Resenha | As Barbas do Imperador

As Barbas do Imperador - capa

A parceria entre a escritora Lilia Moritz Schwarcz e o ilustrador Spacca já rendeu bons frutos anteriormente no primeiro trabalho da dupla, D. João Carioca – A Corte portuguesa no Brasil, publicado em 2008 pelo selo Quadrinhos na Cia., da editora Companhia das Letras, que abordava a chegada da família imperial ao Brasil e um pouco do Primeiro Império.

Quase seis anos depois, a dupla se uniu novamente para dar continuidade a essa história, mas dessa vez para narrar a história do Segundo Império, desde o nascimento de Pedro de Alcântara; sua infância; a partida de seu pai, D. Pedro I; a sua preparação para assumir a coroa; todos os liames pelos quais passou o Brasil durante o reinado e culminando, por fim, em sua morte.

Importante ressaltar que As Barbas do Imperador é um livro da própria Lilia e vencedor do prêmio Jabuti em 1999, marcando um passo importante na construção historiográfica do Segundo Império, já que trouxe uma revisão sobre o período régio no Brasil, a sociedade brasileira da época e a importância da iconografia para fundamentar o poder monárquico de D. Pedro II.

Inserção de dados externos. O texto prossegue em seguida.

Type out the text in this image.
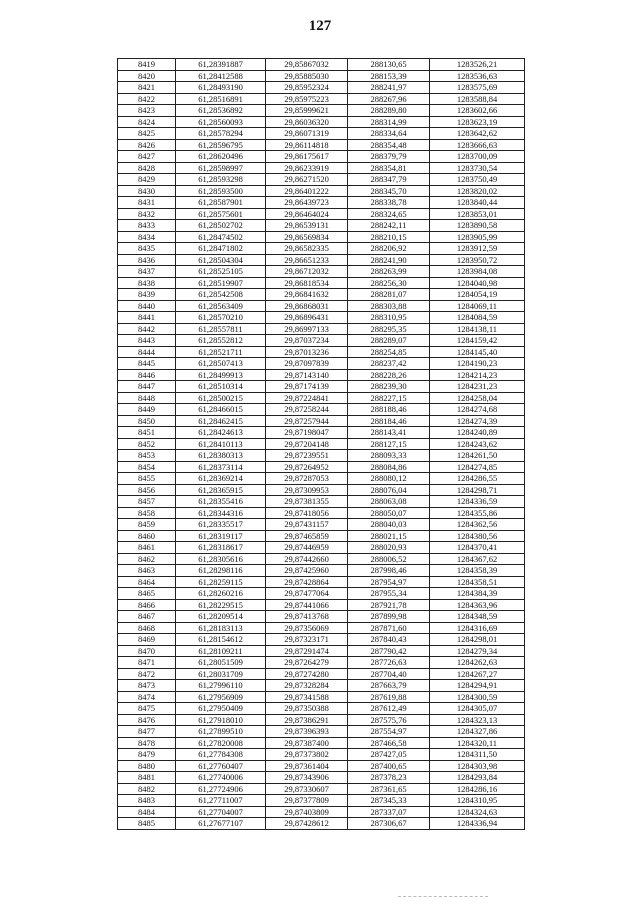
127
8419	61,28391887	29,85867032	288130,65	1283526,21
8420	61,28412588	29,85885030	288153,39	1283536,63
8421	61,28493190	29,85952324	288241,97	1283575,69
8422	61,28516891	29,85975223	288267,96	1283588,84
8423	61,28536892	29,85999621	288289,80	1283602,66
8424	61,28560093	29,86036320	288314,99	1283623,19
8425	61,28578294	29,86071319	288334,64	1283642,62
8426	61,28596795	29,86114818	288354,48	1283666,63
8427	61,28620496	29,86175617	288379,79	1283700,09
8428	61,28598997	29,86233919	288354,81	1283730,54
8429	61,28593298	29,86271520	288347,79	1283750,49
8430	61,28593500	29,86401222	288345,70	1283820,02
8431	61,28587901	29,86439723	288338,78	1283840,44
8432	61,28575601	29,86464024	288324,65	1283853,01
8433	61,28502702	29,86539131	288242,11	1283890,58
8434	61,28474502	29,86569834	288210,15	1283905,99
8435	61,28471802	29,86582335	288206,92	1283912,59
8436	61,28504304	29,86651233	288241,90	1283950,72
8437	61,28525105	29,86712032	288263,99	1283984,08
8438	61,28519907	29,86818534	288256,30	1284040,98
8439	61,28542508	29,86841632	288281,07	1284054,19
8440	61,28563409	29,86868031	288303,88	1284069,11
8441	61,28570210	29,86896431	288310,95	1284084,59
8442	61,28557811	29,86997133	288295,35	1284138,11
8443	61,28552812	29,87037234	288289,07	1284159,42
8444	61,28521711	29,87013236	288254,85	1284145,40
8445	61,28507413	29,87097839	288237,42	1284190,23
8446	61,28499913	29,87143140	288228,26	1284214,23
8447	61,28510314	29,87174139	288239,30	1284231,23
8448	61,28500215	29,87224841	288227,15	1284258,04
8449	61,28466015	29,87258244	288188,46	1284274,68
8450	61,28462415	29,87257944	288184,46	1284274,39
8451	61,28424613	29,87198047	288143,41	1284240,89
8452	61,28410113	29,87204148	288127,15	1284243,62
8453	61,28380313	29,87239551	288093,33	1284261,50
8454	61,28373114	29,87264952	288084,86	1284274,85
8455	61,28369214	29,87287053	288080,12	1284286,55
8456	61,28365915	29,87309953	288076,04	1284298,71
8457	61,28355416	29,87381355	288063,08	1284336,59
8458	61,28344316	29,87418056	288050,07	1284355,86
8459	61,28335517	29,87431157	288040,03	1284362,56
8460	61,28319117	29,87465859	288021,15	1284380,56
8461	61,28318617	29,87446959	288020,93	1284370,41
8462	61,28305616	29,87442660	288006,52	1284367,62
8463	61,28298116	29,87425960	287998,46	1284358,39
8464	61,28259115	29,87428864	287954,97	1284358,51
8465	61,28260216	29,87477064	287955,34	1284384,39
8466	61,28229515	29,87441066	287921,78	1284363,96
8467	61,28209514	29,87413768	287899,98	1284348,59
8468	61,28183113	29,87356069	287871,60	1284316,69
8469	61,28154612	29,87323171	287840,43	1284298,01
8470	61,28109211	29,87291474	287790,42	1284279,34
8471	61,28051509	29,87264279	287726,63	1284262,63
8472	61,28031709	29,87274280	287704,40	1284267,27
8473	61,27996110	29,87328284	287663,79	1284294,91
8474	61,27956909	29,87341588	287619,88	1284300,59
8475	61,27950409	29,87350388	287612,49	1284305,07
8476	61,27918010	29,87386291	287575,76	1284323,13
8477	61,27899510	29,87396393	287554,97	1284327,86
8478	61,27820008	29,87387400	287466,58	1284320,11
8479	61,27784308	29,87373802	287427,05	1284311,50
8480	61,27760407	29,87361404	287400,65	1284303,98
8481	61,27740006	29,87343906	287378,23	1284293,84
8482	61,27724906	29,87330607	287361,65	1284286,16
8483	61,27711007	29,87377809	287345,33	1284310,95
8484	61,27704007	29,87403809	287337,07	1284324,63
8485	61,27677107	29,87428612	287306,67	1284336,94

Nesta adaptação, Lilia se reúne com Spacca novamente para dar cores ao próprio trabalho, conseguindo se adaptar à linguagem da arte sequencial para mostrar como funcionavam os símbolos e a construção de uma sociedade para D. Pedro II. Era de suma importância para ele criar um retrato de nação romântica, concebendo uma memória para consolidar a monarquia, financiando pintores para enaltecer a nacionalidade, escritores que simbolizassem o que houvesse de melhor no Império e historiadores voltados à construção dessa memória, sempre buscando inspiração nas raízes nacionais, principalmente voltadas à figura do índio e do exótico, criando os alicerces do país.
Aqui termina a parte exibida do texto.